Under the current intestacy rules, if a person dies without a Will (known as dying intestate) leaving a spouse and children, the spouse will inherit £250,000 plus 50% of the remaining financial assets with the other 50% being inherited equally by the children.
The Government is keeping its promise to update the intestacy rules and the Law Society of England and Wales has welcomed the recent announcement that the statutory legacy figure for spouses is to increase from £250,000 to £270,000 from 6 February 2020.
However, Dean Wilson LLP’s private client department would emphasise that the arbitrary figure of £270,000 may be unsuitable for many families and may have far reaching consequences.

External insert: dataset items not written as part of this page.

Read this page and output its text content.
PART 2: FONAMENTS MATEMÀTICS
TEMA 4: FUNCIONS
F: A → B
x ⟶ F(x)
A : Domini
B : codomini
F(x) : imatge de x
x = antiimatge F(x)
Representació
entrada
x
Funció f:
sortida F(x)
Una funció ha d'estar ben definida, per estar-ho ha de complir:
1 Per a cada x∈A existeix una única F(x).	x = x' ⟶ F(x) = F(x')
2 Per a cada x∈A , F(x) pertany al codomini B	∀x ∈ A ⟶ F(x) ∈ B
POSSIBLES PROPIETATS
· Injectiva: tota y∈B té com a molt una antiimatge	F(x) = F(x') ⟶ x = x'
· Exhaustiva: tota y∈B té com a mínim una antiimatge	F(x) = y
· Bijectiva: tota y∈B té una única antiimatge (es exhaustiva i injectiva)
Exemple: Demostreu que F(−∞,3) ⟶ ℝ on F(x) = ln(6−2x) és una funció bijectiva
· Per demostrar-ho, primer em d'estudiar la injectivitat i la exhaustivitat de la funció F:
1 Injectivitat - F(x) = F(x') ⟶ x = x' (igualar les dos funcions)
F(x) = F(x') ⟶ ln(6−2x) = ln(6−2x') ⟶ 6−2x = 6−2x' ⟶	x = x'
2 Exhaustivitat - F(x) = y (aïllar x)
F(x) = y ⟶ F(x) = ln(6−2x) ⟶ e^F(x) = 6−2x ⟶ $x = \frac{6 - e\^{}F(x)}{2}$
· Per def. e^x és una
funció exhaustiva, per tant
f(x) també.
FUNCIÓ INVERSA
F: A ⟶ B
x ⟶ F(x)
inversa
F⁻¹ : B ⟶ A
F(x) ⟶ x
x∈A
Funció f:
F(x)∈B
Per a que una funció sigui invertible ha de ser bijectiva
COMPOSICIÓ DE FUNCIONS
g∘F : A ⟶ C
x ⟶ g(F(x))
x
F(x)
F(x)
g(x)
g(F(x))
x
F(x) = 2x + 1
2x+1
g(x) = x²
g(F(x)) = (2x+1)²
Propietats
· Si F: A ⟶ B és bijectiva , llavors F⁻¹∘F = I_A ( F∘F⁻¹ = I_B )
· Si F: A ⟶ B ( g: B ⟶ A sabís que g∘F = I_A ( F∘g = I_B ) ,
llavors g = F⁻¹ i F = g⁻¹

An obvious problem is that the surviving spouse may be left with insufficient funds but, in addition to this, problems often arise due to the fact that the deceased spouse’s main asset is usually their share in the matrimonial home. This may result in the children of the deceased acquiring a share of the matrimonial home which can be an unnecessary administrative burden but also opens up the risk of the surviving spouse losing their home. Probate disputes may result in the home being sold to pay the inheritance to the children or may be because, for example, the deceased’s child is going through a divorce and the spouse’s home may be considered an asset in the financial dispute.
Matters become particularly complicated where there are children from previous relationships or where the estate exceeds the nil rate band (currently £325,000).
It is therefore advisable to ensure you have an up to date Will which reflects your wishes and takes account of your family’s needs were you to pass away. Wills can also ensure that your estate is being passed to your loved ones in the most tax efficient way.